Here are a few tips, tricks, and suggestions for the next time your Alaska backpacking trip becomes soggy. Enjoy!
Tips for Staying Dry on the Trail:
- Always bring your rain gear! You’ve never regretted having it, so why leave it back at the car? A good GoreTex jacket and rain pants get you 90% of the way there, but don’t forget your feet and head! We recommend a broad-brimmed rain hat to keep the rain out of your face (and off the back of your neck). For your feet, waterproof boots combined with gaiters can keep your piggies dry during even the dampest of slogs. Pro tip from Guide Sarah: put your gaiters over your hiking pants, but under your rain pants. That way, the rain rolls off your rain pants to the OUTSIDE of your gaiters.
- Choose synthetic layers! Have you ever heard the phrase “cotton is rotten?” It’s true in wet conditions. Cotton lacks the insulating capabilities of synthetic fibers when wet, so make sure your socks and long underwear are synthetic. Your feet will thank you.

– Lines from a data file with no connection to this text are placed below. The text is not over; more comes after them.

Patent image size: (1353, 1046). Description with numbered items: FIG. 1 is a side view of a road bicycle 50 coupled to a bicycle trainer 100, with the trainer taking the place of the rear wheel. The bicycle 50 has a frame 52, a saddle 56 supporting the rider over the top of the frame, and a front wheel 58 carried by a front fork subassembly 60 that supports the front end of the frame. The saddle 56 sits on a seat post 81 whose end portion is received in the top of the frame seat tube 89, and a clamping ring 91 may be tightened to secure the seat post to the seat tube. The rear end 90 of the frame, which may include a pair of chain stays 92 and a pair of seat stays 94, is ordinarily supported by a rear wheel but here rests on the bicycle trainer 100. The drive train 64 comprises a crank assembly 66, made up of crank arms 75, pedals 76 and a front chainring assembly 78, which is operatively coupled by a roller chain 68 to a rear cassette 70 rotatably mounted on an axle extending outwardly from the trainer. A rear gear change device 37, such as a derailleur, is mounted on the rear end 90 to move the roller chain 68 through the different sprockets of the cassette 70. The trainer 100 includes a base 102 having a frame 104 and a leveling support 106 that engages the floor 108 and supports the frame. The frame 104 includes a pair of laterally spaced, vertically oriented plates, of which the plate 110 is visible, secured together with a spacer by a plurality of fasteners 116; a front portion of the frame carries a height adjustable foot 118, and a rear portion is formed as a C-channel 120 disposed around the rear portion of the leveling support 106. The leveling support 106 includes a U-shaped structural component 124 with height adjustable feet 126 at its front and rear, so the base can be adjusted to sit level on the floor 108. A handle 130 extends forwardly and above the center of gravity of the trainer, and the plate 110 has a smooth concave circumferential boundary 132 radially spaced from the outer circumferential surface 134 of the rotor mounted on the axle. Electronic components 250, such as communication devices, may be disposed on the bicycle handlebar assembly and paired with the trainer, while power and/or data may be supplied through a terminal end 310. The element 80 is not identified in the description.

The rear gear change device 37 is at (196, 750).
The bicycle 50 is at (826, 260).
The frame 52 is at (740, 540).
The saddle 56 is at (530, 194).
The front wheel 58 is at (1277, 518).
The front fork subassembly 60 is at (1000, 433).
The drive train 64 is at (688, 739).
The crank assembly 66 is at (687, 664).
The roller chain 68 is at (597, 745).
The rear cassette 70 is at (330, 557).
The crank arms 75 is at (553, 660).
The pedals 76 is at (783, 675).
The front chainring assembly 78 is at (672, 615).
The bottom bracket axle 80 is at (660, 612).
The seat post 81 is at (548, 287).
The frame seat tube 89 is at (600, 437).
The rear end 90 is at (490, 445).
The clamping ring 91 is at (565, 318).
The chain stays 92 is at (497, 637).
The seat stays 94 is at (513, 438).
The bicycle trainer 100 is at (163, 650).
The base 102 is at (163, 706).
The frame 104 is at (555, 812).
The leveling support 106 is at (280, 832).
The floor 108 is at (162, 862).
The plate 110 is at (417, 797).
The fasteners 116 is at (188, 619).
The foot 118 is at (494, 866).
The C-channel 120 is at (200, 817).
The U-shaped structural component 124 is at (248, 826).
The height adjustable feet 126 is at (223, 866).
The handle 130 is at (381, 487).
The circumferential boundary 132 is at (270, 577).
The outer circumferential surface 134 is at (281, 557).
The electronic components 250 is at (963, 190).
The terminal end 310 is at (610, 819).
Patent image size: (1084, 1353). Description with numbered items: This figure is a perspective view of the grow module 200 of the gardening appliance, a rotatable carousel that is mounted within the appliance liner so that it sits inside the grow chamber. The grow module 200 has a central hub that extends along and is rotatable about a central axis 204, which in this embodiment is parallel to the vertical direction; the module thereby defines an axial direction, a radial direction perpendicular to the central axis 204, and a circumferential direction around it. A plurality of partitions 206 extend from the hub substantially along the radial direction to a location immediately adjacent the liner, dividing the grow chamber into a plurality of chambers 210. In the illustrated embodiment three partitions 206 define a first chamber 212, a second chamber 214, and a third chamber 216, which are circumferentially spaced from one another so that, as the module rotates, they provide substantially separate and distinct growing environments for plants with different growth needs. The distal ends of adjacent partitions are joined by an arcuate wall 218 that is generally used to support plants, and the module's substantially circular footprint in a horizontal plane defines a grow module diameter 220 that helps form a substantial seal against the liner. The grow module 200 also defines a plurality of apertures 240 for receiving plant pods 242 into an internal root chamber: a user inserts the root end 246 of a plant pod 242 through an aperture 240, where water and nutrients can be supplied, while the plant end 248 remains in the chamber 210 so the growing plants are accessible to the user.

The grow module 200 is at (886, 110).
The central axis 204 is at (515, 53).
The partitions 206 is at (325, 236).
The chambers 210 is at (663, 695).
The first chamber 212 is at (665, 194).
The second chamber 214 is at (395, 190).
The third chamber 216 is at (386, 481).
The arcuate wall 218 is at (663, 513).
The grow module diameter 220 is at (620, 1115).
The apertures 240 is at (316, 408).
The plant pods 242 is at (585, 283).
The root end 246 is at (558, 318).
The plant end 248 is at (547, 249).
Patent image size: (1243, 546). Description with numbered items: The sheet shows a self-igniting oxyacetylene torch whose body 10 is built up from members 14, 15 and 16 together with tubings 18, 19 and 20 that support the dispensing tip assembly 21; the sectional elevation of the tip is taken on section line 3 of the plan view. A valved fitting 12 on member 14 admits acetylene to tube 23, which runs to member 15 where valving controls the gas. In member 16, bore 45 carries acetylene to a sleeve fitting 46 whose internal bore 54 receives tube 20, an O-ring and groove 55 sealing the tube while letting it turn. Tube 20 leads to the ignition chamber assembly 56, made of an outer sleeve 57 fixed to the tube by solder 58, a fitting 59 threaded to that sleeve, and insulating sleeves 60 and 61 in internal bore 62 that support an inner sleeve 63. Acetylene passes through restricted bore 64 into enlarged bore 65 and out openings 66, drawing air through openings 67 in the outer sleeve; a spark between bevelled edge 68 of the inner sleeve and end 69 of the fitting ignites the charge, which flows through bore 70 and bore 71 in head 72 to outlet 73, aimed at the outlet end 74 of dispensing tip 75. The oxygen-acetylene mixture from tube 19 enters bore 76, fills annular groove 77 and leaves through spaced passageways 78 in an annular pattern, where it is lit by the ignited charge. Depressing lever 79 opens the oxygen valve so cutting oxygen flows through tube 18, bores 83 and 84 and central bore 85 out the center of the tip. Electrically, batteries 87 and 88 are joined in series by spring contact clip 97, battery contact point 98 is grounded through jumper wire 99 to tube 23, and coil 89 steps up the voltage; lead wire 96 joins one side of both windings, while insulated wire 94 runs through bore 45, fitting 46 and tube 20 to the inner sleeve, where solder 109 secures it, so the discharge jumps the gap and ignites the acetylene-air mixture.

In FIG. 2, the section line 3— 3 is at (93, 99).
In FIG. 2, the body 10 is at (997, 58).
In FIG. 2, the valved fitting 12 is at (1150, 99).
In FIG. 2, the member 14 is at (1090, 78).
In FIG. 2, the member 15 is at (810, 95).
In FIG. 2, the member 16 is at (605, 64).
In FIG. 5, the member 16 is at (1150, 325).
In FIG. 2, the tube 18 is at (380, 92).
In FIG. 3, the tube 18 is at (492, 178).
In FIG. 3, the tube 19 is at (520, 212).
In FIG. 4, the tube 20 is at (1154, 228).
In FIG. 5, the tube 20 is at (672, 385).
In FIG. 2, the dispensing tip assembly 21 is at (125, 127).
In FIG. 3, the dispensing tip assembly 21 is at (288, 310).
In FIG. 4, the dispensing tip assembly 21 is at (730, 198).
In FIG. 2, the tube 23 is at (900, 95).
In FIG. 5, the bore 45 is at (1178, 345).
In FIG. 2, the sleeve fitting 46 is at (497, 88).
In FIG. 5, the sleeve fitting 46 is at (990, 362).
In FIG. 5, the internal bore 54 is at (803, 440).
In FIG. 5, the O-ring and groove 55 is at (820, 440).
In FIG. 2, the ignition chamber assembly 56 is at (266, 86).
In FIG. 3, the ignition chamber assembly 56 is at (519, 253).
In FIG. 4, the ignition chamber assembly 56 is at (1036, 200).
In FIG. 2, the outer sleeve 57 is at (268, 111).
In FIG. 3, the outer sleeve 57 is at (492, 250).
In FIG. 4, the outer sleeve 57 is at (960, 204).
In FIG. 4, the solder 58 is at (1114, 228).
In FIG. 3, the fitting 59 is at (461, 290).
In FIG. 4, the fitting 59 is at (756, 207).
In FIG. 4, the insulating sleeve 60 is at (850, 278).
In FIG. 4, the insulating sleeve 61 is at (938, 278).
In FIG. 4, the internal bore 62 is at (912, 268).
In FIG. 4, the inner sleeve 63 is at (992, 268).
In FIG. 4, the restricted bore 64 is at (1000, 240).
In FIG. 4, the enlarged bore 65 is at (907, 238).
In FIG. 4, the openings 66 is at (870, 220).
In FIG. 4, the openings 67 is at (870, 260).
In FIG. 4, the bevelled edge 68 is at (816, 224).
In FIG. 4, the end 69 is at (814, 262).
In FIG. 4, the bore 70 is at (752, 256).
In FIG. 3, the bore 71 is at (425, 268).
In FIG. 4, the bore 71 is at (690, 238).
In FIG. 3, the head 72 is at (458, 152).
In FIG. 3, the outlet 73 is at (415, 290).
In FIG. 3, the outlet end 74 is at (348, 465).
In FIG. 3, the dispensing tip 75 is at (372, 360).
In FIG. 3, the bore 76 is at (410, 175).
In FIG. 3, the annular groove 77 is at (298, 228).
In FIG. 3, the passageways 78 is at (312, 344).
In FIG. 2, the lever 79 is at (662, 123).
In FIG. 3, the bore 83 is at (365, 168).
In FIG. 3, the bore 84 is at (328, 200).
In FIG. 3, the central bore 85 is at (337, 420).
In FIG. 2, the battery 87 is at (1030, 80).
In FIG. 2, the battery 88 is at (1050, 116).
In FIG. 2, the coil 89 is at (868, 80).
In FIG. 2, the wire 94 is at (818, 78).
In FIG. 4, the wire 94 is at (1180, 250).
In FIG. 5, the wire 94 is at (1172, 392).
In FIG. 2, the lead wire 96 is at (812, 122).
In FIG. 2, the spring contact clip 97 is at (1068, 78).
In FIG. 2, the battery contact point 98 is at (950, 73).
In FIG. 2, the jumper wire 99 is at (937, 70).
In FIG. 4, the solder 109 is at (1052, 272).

- Waterproof everything in your backpack, even if you’re using a pack cover. Pack covers are great, but not 100% waterproof, so I make sure to put my sleeping bag, extra clothes, first aid kit, repair kit, and any other water-intolerant supplies in waterproof sacks inside my backpack. Large Ziploc bags work fine, but waterproof stuffsacks are well worth the investment. Another great option is to line the inside of your backpack with a trash bag (thick compactor bags work best!)